Akai menghadang Iova sambil bertanya. Pandangan yang intens menunjukkan keseriusan, tetapi gadis berkucir dua itu malah melenggang melewatinya begitu saja tanpa menunjukkan ekspresi berarti. Akai tak tinggal diam. Cowok berambut merah itu lagi-lagi melakukan hal yang sama, mengejar dan kembali menghentikan langkah Iova sembari mengeluarkan pertanyaan yang sama.

Dengan muka masam, Iova berdecak. "Melakukan apa?" Dia melirik ke arah kaca bekas tepat di sebelah mereka berdua, terlihat berpikir apakah baik menggunakan benda itu untuk memukul kepala Akai. Namun, percobaan pembunuhan itu hanya akan merubah pandangan orang-orang akan dirinya. Iova akan menjadi bekas pahlawan yang merupakan mimpi buruk.

"Mematahkan tangga dan menjatuhkan Penghuni Bumi." Akai menjawab dengan mata yang menyipit.

Kalimat itu membuat Iova memasang ekspresi kaget. "Kukira kau akan menanyakan hal lain," ucapnya lega sembari membersihkan tetesan peluh di pelipisnya.

"Seperti apa?"

"Seperti bagaimana aku tahu kau ada di sana."

Akai menepuk tangannya sekali. "Aku memang hendak menanyakan itu juga," tukas Akai berbohong.
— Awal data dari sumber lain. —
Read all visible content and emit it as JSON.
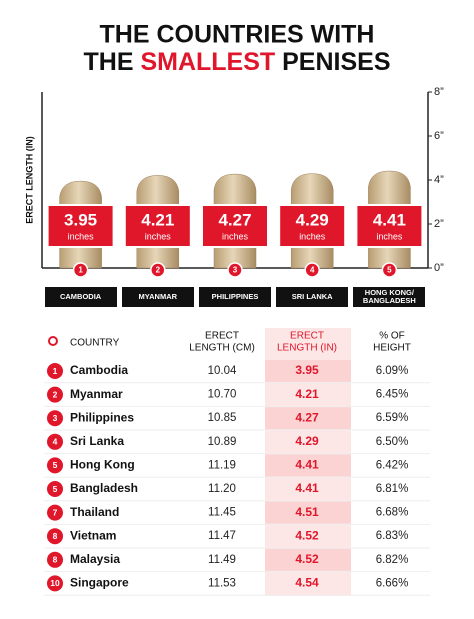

Karena sesungguhnya, tak terbersit sedikit pun hal tersebut di pikirannya. Akai sudah terbiasa dengan kemunculan Iova yang tiba-tiba untuk mengganggunya, seakan anak itu punya portal ke mana saja yang ditempatkan pada setiap sudut Kota Bawah Tanah terutama Distrik Ankara. Tiba-tiba ia teringat kejadian minggu lalu, sewaktu Sang Pahlawan seolah datang dari udara dan mulai menendang selangkangannya.

Akai merintih tanpa suara.

Sepertinya, Iova sendiri tidak menyangka Akai akan berucap demikian. Dia syok hingga tak dapat berkata-kata. Mata gadis itu melirik bergantian antara Akai dan pantulan di kaca, yang letaknya bersandar pada dinding penghimpit lorong sempit tempat mereka berada sekarang. Cahaya yang minim membuat pantulan tersebut agak buram, tetapi entah kenapa Iova betah melihatnya. Akai mulai berpikir kalau gadis itu mulai menderita body dysmorphic disorder, sebuah kecenderungan untuk terus-menerus bercermin karena merasa cemas akan kekurangan fisik yang dimiliki, seperti beberapa anak perempuan di Penampungan Pemerintah yang senantiasa membawa cermin ke mana pun mereka pergi.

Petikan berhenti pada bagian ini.